A transformer block applies self-attention followed by a per-position feedforward network, with residual connections and layer normalization around each. Stack many blocks and you have the architecture that runs almost all of modern NLP, much of vision, and increasingly other modalities.

Block structure

y = x + \text{Attention}(\text{LN}(x))

z = y + \text{FFN}(\text{LN}(y))

The residual + LN pattern is essential — both for gradient flow and for the optimization landscape it creates.

Positional encoding

Self-attention is permutation-equivariant: shuffling the inputs shuffles the outputs identically. To inject sequence order, add (or otherwise mix in) positional encodings:

Sinusoidal (original transformer): fixed sinusoidal functions of position at multiple frequencies.
Learned absolute: per-position vectors trained alongside the model.
Relative (T5, ALiBi): bias attention scores based on relative position. Generalizes better to longer sequences than learned absolutes.
RoPE (LLaMA family): rotate query/key vectors by an angle that depends on position. Best generalization to longer contexts in practice.

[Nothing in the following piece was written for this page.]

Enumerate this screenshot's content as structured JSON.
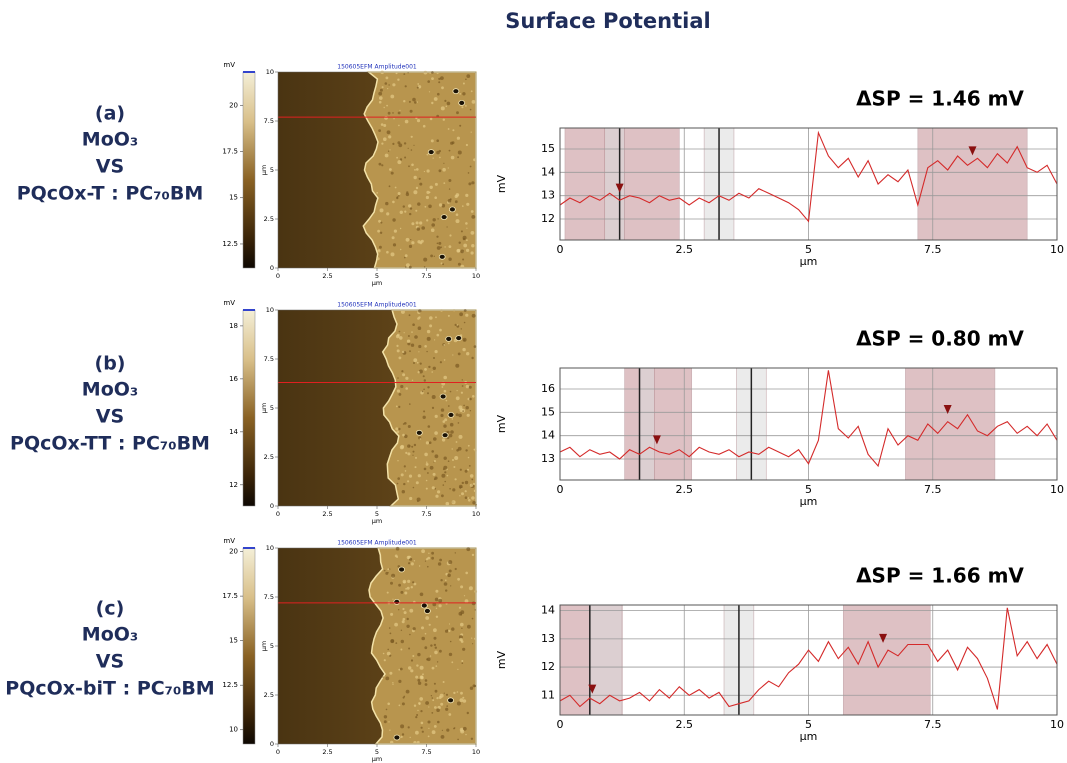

Encoder, decoder, encoder-decoder

Encoder-only (BERT): bidirectional attention. Used for understanding tasks — classification, NER, retrieval.
Decoder-only (GPT family): causal attention (each position only sees previous positions). Used for generation. The standard for LLMs.
Encoder-decoder (T5, original Transformer): encoder processes input, decoder generates output attending to both its own prefix and the encoder output. Used for translation, summarization.

Pre-LN vs Post-LN

The original paper put LN *after* the residual. Modern practice puts it *before*, inside the residual branch ("pre-LN"). Pre-LN trains more stably and reaches better minima at scale — most modern LLMs use it.

Why transformers won

Parallelism: every position computed in parallel across the sequence; perfect fit for GPUs.
Scaling: doubling parameters and data continues to improve performance reliably. Scaling laws (Hoffmann et al., Kaplan et al.) gave a recipe for spending compute well.
Generality: same architecture handles text, code, images, audio, proteins, etc. The pretraining recipe is the new universal feature extractor.